Ted, Sing-yi, Laria (about 3-1/2)
and baby brother Vyron.
     My brother Tim calls our niece Laria's intellectual prowess "spooky." I call her "scary smart." I don't mean that in a derogatory way, Laria. I have profound respect for your mind.
     Laria is my brother Ted's daughter, now 12. Ted is the brother who taught himself to read--upside down--when he was two. His wife Sing-yi (Shing-ee) is no intellectual slouch, either.
     Ted started e-mailing me Laria's comments when she was at the age most kids are starting to form a word or two, maybe "Mama" or "blanky."
     Here's what he wrote on 9-14-2000: "The other day she came running to me, bright eyes, big smile, her two thumbs and index fingers touching to make something like a diamondish circle.
     "'Colosseum!'" Laria was then two years old (29 months).
     Even "circle" or "triangle" would have been precocious. But Colosseum!

Chemistry.
     Ted, in same e-mail: "I was thinking of fixing one of her broken toys. She brought her Play-Doh over and told me to use it to stick the pieces together. I said Play-Doh wouldn't work. She replied 'Because their molecules will break easily.'"

     See the thing is, it isn't just that Laria picked up words early and amassed a phenomenal vocabulary. At two, she was grasping concepts of things like time and space, cause and effect, real and imagined--
     --in two languages! Her mother speaks to her in Chinese. Ted wrote me (1-31-01), "Her English is about as far along as her Chinese was a year ago." (i.e., at 1 year, nine months!) "She doesn't use 'I' in either language, but she does use 'Laria' for herself in English. In Chinese she calls herself  'you.' I find this weird but Sing-yi isn't troubled by it."

Numbers.
     Same letter: "(Laria) counts up to forty in Chinese, to twenty in English, adds any number up to a sum of ten, and writes "HAPPY". . . backwards. Is this normal for 32 months?"
     It was obviously normal for her. There is no sense comparing our own children and feeling jealous or inferior. Laria is to other children intellectually as a budding Olympic champion is to them physically. She's in her own category.

Aeronautics.
     On 2-4-02 (3 years, 10 months) Ted wrote, "Two days ago Laria was running wildly through the house for quite a while. "I want to fly," she gasped. "How fast does a plane run before it flies?" Then she vanished to her art table for a long time. When she came back, she resumed running. She had taped dozens of feathers to every part of her clothes. Around and around she sped. Poor kid. She deserved to fly."

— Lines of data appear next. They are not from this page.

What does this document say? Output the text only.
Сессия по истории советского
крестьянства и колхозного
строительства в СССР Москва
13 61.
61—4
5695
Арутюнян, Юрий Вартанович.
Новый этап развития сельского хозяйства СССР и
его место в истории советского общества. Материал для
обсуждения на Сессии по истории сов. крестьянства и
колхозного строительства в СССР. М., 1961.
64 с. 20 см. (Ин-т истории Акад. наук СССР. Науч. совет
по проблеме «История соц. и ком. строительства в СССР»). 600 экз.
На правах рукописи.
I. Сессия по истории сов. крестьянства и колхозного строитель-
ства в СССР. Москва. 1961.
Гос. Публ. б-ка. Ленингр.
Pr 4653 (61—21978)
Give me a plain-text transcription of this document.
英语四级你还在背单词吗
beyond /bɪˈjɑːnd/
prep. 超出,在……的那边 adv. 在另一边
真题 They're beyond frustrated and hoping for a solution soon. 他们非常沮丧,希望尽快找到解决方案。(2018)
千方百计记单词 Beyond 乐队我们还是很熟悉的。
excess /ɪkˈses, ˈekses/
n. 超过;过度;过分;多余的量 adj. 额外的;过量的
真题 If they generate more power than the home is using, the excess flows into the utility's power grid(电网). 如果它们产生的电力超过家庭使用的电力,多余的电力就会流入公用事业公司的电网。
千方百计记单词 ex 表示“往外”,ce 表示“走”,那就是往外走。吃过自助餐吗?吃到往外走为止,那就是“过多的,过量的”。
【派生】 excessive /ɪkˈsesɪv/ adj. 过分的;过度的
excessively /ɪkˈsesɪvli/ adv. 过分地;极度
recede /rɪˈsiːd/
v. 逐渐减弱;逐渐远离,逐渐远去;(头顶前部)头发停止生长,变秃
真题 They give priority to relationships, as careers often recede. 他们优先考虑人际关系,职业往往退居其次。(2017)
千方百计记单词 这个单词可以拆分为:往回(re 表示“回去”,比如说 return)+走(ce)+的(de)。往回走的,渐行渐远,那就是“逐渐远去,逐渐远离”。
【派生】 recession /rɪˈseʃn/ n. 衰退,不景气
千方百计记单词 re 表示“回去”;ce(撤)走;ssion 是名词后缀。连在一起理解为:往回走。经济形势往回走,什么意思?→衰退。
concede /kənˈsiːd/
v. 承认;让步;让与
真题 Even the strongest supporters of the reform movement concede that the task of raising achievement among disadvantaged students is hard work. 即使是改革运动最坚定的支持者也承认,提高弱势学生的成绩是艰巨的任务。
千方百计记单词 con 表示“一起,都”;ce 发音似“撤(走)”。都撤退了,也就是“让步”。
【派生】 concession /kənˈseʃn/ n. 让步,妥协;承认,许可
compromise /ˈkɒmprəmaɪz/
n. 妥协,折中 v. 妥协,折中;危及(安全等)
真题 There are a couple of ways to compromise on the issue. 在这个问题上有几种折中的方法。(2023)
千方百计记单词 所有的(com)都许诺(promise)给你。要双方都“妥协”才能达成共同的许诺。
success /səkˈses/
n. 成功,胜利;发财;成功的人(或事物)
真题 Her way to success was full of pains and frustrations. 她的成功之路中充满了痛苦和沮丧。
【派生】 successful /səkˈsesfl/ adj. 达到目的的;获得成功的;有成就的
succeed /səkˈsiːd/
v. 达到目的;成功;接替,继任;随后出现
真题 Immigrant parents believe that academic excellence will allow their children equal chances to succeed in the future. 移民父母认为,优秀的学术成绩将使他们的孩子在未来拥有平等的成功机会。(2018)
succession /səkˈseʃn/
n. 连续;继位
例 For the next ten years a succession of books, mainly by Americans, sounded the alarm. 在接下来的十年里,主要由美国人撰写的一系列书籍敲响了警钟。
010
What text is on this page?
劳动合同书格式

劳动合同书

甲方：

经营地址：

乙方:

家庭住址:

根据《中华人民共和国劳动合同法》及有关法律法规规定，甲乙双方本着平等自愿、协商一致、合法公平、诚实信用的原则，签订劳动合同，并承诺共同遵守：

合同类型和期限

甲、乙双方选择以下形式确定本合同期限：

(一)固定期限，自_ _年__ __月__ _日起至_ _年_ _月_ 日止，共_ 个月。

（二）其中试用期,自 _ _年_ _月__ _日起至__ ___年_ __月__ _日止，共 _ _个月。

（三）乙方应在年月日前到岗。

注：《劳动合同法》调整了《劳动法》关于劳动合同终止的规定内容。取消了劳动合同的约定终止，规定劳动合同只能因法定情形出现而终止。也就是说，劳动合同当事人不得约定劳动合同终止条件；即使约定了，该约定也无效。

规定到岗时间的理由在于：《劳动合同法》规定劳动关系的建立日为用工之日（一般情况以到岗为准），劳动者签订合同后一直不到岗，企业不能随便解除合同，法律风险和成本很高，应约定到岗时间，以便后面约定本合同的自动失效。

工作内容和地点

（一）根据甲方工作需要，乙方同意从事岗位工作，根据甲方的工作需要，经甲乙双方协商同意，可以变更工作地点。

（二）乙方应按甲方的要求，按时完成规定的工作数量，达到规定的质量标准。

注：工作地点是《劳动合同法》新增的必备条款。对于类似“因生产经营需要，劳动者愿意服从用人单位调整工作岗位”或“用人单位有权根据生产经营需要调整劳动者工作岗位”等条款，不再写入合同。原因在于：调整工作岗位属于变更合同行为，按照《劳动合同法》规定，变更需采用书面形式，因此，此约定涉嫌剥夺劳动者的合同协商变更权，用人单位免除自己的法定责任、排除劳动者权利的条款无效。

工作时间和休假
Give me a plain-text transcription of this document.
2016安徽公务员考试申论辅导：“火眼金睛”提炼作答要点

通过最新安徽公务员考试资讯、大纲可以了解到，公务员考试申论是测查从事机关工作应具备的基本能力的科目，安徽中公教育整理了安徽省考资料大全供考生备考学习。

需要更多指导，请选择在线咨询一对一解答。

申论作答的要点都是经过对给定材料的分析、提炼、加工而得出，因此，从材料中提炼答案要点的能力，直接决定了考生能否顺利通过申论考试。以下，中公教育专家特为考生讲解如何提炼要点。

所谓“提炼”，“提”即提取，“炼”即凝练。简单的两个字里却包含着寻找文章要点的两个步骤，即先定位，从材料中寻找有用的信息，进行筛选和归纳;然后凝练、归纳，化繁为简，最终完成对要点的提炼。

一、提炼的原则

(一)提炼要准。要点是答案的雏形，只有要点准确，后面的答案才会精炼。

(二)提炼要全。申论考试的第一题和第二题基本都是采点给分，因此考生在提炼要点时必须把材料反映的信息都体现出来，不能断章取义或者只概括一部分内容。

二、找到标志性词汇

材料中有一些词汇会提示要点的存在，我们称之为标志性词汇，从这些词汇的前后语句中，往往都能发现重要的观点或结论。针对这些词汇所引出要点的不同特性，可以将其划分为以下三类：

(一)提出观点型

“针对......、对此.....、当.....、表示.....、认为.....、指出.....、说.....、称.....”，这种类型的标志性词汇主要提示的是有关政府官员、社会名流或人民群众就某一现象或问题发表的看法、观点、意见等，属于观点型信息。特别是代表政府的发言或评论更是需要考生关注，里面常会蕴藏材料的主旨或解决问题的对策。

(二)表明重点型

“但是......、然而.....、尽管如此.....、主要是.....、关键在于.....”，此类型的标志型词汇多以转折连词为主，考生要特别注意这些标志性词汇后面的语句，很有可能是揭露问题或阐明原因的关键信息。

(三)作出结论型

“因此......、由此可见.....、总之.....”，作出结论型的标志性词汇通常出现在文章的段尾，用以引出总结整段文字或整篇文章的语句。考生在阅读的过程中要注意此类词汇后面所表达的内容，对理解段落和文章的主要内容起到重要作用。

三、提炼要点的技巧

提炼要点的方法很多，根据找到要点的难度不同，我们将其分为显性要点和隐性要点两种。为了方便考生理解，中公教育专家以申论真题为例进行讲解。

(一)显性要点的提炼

Effect of the rotation of the earth on progression of time.
     One day her mother was describing to Laria what bellows were, and what they did. Laria wanted to see some bellows. Sing-yi explained she didn't know where they could see some, even in an antique store, because they hadn't been used in so many years. Laria said quite matter-of-factly, "We should turn the earth the other way."
     "Huh?" (I'm not sure what "Huh" is in Chinese but that's what Ted wrote.)
     "We should make the earth turn the other direction until it's back to the bellows time and get some bellows. And then we should lock it, so it won't change again. And we should lock it in the daytime, so we won't have to ever sleep."
     Some of us adults never reach the point of being able to grasp and play with concepts like that.


Today I am thankful for imagination.